Estimating admixture proportions

I am not entirely sure about this, but something seems wrong to me in a number of papers I have read recently.

A couple of them I even reviewed before they were published so if I am right in my suspicion I am partly responsible.

Anyway, it has to do with estimating the admixture proportions when one population, let’s call it X, is admixed between two other populations, A and B, say. Rather, two populations A’ and B’, A’ closely related to A and B’ closely related to B, admixed to create the population X’ ancestral to X. X’ was created with a proportion of α from A’ and β=1-α from B’.

We want to estimate α.

In Durand et al. (2011) we get a test for this. It is based on counting ABBA-BABA patterns — essentially the D statistics without normalisation — and comparing these for two selected quartets of populations. They call it the f^ estimator and it is described around equation (7) and (8).

First there is one version where — in terms of the populations I described above — you compare the quartet (A, X, B and O) with (A1, A2, B, O) with two samples from A. The idea here is, as far as I understand, that A2 must be completely “A” so we see a contrast to how much X is compared to someone who is completly A.
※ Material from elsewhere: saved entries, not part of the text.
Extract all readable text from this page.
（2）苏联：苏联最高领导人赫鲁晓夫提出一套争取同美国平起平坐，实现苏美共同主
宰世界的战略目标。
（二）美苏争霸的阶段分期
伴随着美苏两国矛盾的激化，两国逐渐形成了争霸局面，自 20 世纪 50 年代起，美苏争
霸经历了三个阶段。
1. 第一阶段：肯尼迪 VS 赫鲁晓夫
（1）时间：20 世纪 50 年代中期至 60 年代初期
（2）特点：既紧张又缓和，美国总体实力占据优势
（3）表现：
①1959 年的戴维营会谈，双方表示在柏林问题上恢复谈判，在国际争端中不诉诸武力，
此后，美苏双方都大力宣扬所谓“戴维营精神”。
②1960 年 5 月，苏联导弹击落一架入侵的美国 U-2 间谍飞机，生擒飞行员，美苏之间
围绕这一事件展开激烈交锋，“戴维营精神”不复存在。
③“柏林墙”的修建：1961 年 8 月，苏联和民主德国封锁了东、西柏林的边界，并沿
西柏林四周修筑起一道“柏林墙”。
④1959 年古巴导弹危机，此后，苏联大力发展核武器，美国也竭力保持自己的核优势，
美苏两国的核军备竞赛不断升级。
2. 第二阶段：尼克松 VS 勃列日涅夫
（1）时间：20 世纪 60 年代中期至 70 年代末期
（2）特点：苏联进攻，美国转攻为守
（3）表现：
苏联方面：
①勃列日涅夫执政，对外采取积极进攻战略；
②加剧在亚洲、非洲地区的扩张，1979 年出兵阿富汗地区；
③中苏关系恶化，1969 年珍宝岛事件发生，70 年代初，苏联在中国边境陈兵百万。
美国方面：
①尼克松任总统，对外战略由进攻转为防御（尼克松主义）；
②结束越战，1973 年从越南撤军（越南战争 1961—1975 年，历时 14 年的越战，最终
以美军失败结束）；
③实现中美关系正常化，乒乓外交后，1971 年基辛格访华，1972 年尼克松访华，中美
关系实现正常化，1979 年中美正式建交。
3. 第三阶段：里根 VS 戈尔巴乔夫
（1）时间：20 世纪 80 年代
There is nothing wrong with that, but it isn’t an estimate of the admixture proportions. It doesn’t take into account that “A-ness” has evolved since the admixture time — potentially for a long time if that event is far back in time — so we are seeing both the admixture and that evolution.

The second version takes another sequence related to A but that branched off before the admixture event. If we use that version we can actually get an estimate of the admixture proportions.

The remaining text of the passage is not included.